Il y a un seul voyage ou alors plusieurs qui n’en formeraient qu’un. Il y a un seul voyage dans lequel je suis allée à plusieurs mètres de profondeur sous l’océan, au fond de la terre dans une grotte pour ressortir sur le toit des glaciers m’échouer sur la jetée de Kimberley. Il y a plusieurs voyages ou un seul qui s’emmêle, qui ne fait qu’un ou des milliers. Il y a les odeurs mélangées des oiseaux et des arbres, le son des voix qui ne parlent pas la même langue, qui communiquent par le corps, le regard, la caméra. Il y a le sourire bleuté des lèvres gercées et de nos mains rougies par le sable. Il y a plusieurs voyages ou alors un seul.

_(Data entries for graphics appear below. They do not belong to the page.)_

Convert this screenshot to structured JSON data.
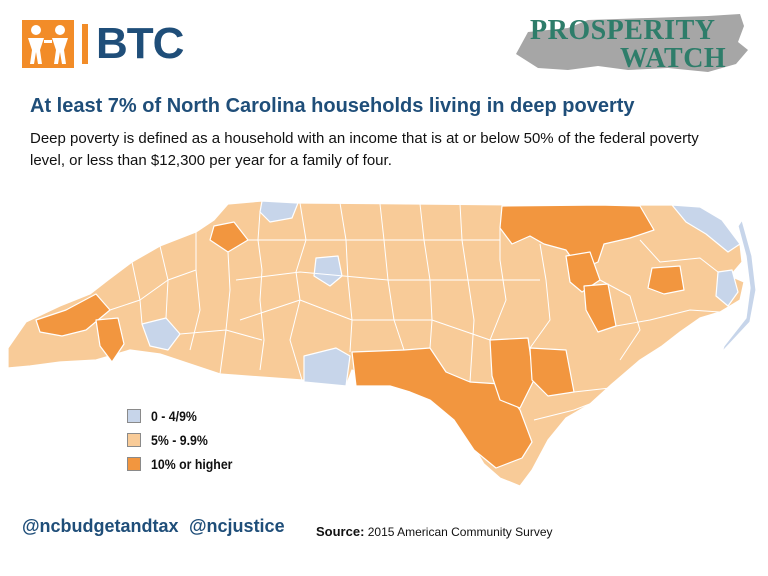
{
  "header": {
    "btc_logo_text": "BTC",
    "pw_logo_line1": "PROSPERITY",
    "pw_logo_line2": "WATCH"
  },
  "headline": "At least 7% of North Carolina households living in deep poverty",
  "subtitle": "Deep poverty is defined as a household with an income that is at or below 50% of the federal poverty level, or less than $12,300 per year for a family of four.",
  "legend": [
    {
      "label": "0 - 4/9%",
      "color": "#c7d5ea"
    },
    {
      "label": "5% - 9.9%",
      "color": "#f8cb98"
    },
    {
      "label": "10% or higher",
      "color": "#f2963f"
    }
  ],
  "footer": {
    "handle_1": "@ncbudgetandtax",
    "handle_2": "@ncjustice",
    "source_label": "Source:",
    "source_text": " 2015 American Community Survey"
  },
  "colors": {
    "brand_blue": "#1f4e79",
    "brand_orange": "#f28c28",
    "pw_green": "#2e7d6a",
    "pw_grey": "#a6a6a6",
    "county_border": "#ffffff",
    "low": "#c7d5ea",
    "mid": "#f8cb98",
    "high": "#f2963f"
  }
}
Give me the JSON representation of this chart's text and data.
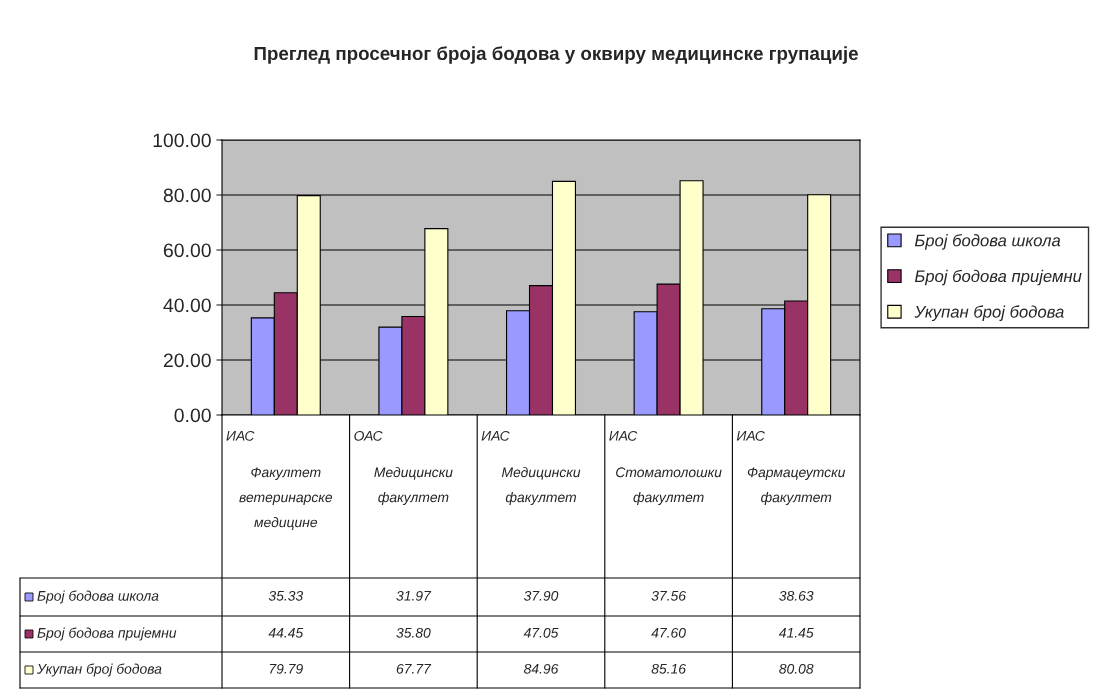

Ma mémoire en a fait une histoire sans fin qu’on raconte aux enfants pour les endormir, celle d’un monde qui disparaît, qui va disparaître, qui n’a pas encore tout à fait disparu.

Croire qu’Angelika Markul s’intéresse au paysage serait se tromper sur sa pratique artistique. Elle regarde les éléments naturels vivre, se déployer et mourir. Pierre, arbre, glace, eau, terre jalonnent son parcours comme autant de traces pour dessiner un chemin. En 2013, elle tourne Bambi à Tchernobyl. Elle se rend sur place dans le lieu sinistré. Elle y découvre une nature qui reprend ses droits. Bambi c’est le récit d’une forêt qui meurt. C’est la mort de la mère dans la forêt, celle mise en scène par Walt Disney. C’est l’histoire de la mort qui rode et qui hante, l’histoire de l’extermination des femmes sorcières au XVIIèmesiècle, avant la catastrophe nucléaire qui décimera la mère nature. Mais voilà la forêt, comme les femmes, comme les sorcières trouvent un autre chemin pour exister et survire après la catastrophe. Comme le montre le film d’Angelika, Bambi à Tchernobyl, c’est l’histoire d’après, de ce qu’il reste de la forêt quand on la brise, quand on la détruit. C’est là que commence notre histoire, à toutes les deux, au fond des bois, dans l’antre des sorcières.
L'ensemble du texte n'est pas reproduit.